During the 47th annual Organization of American States (OAS) General Assembly, held in Cancun, Mexico, El Salvador Foreign Minister Hugo Martinez called on member states to strengthen the intertwined ideas of human rights, democracy and rule of law. He spoke on a panel session June 21.
“I think the first thing that we should think when we talk about these three components – democracy, human rights, the rule of law – is of an equilateral triangle, where each of the three components is extremely important for our societies,” Martinez said during the panel discussion.
Continued development, added Honduran Ambassador to Mexico Alden Rivera Montes, must be built on a strong institutional foundation.
“Rule of law, human rights and democracy are ideas that form in effect a triangle that makes up the base, the fundamentals, for social and economic development in our nations,” Rivera said. “It is impossible to attempt to reach new levels of economic development if we don’t manage to succeed in these three themes.”
Genevieve Libonati, Acting Deputy Chief of Mission to OAS for the United States, said rule of law, democracy and human rights are also the building blocks of improved security and economic growth.
“This triangle is embedded in a larger triangle of democracy, security and economic prosperity,” she said. “Lasting prosperity and collective security require effective democratic institutions that deliver results for their people, provide economic and social opportunity, and safeguard citizen security.”
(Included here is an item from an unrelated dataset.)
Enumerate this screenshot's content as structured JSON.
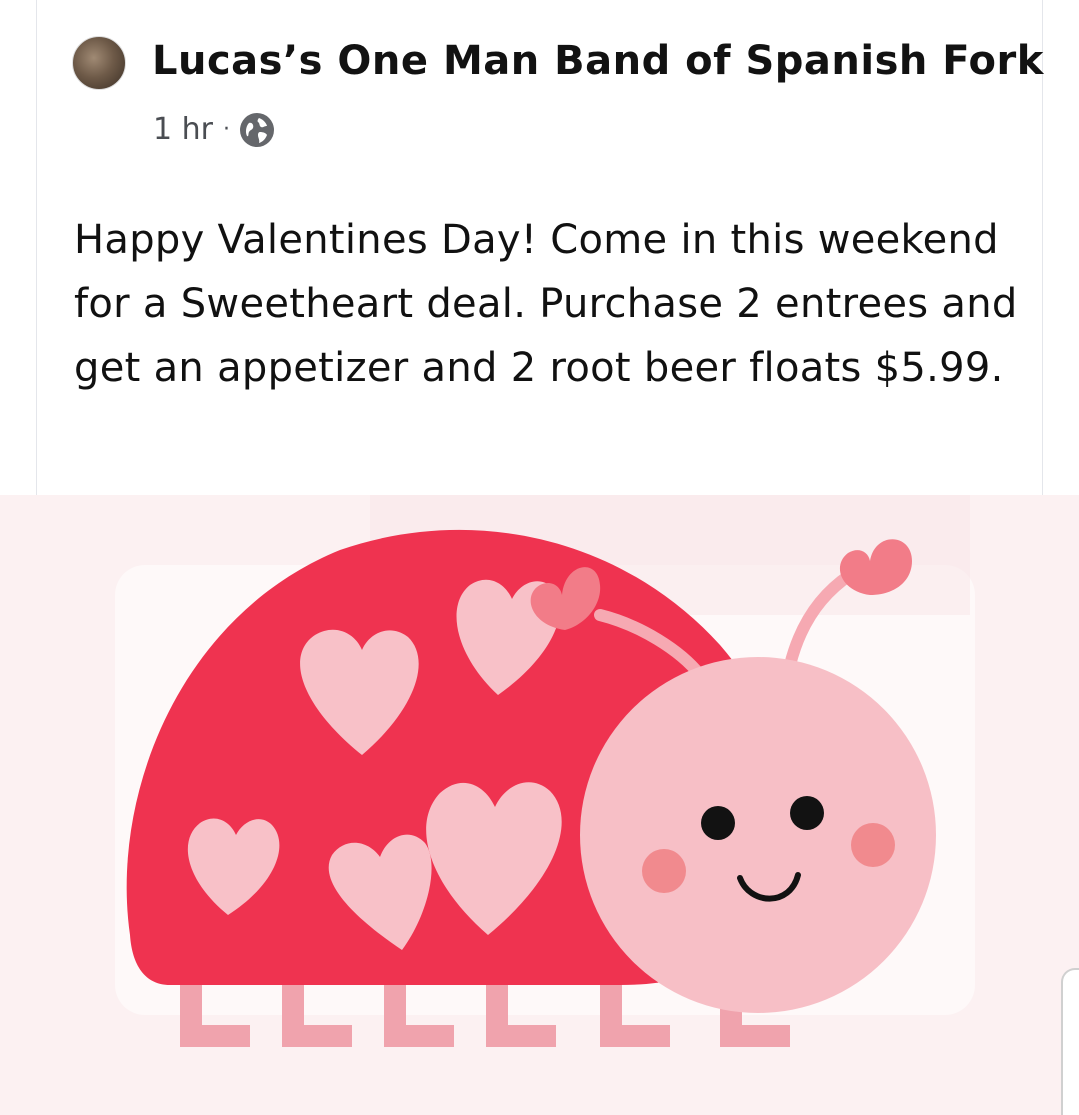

Rule of law & human rights are critical to development
In several OAS-member nations, Creative Associates International is on the ground supporting programs that help governments from the local to national level better respond to persistent problems such as gang-related crime and violence and lack of education and work opportunities.
Reflecting on the OAS panel discussion, Jenny Murphy, Creative’s Rule of Law Senior Advisor, says such projects are imbedded with tools to promote rule of law development, especially through juvenile justice reform.
“Democracy promotion cannot succeed in Central America without respect for rule of law and human rights by state institutions,” she says. “Creative is committed to continuing to support rule of law development, particularly institutional and capacity building of justice sector institutions.”
In Honduras, El Salvador and the Caribbean, Creative is implementing crime and violence prevention projects, funded by the U.S. Agency for International Development. In addition to providing family counseling and education, employment and recreation opportunities for youth, the projects are aimed at strengthening countries’ and municipalities’ capacity to reduce violence.
And in Nicaragua, a USAID-funded project is creating economic opportunities for youth on the Caribbean Coast by connecting young people with technical education and strengthening the area’s vocational training institutions and their ties to the private sector.
From June 19 to 21, delegations from the 35 OAS member states, as well as representatives from civil society, social groups and business leaders, discussed those and other pressing issues for their nations – including the upheaval in Venezuela, opportunities for women’s leadership, indigenous rights, development, prosperity, security, and collaboration in the region.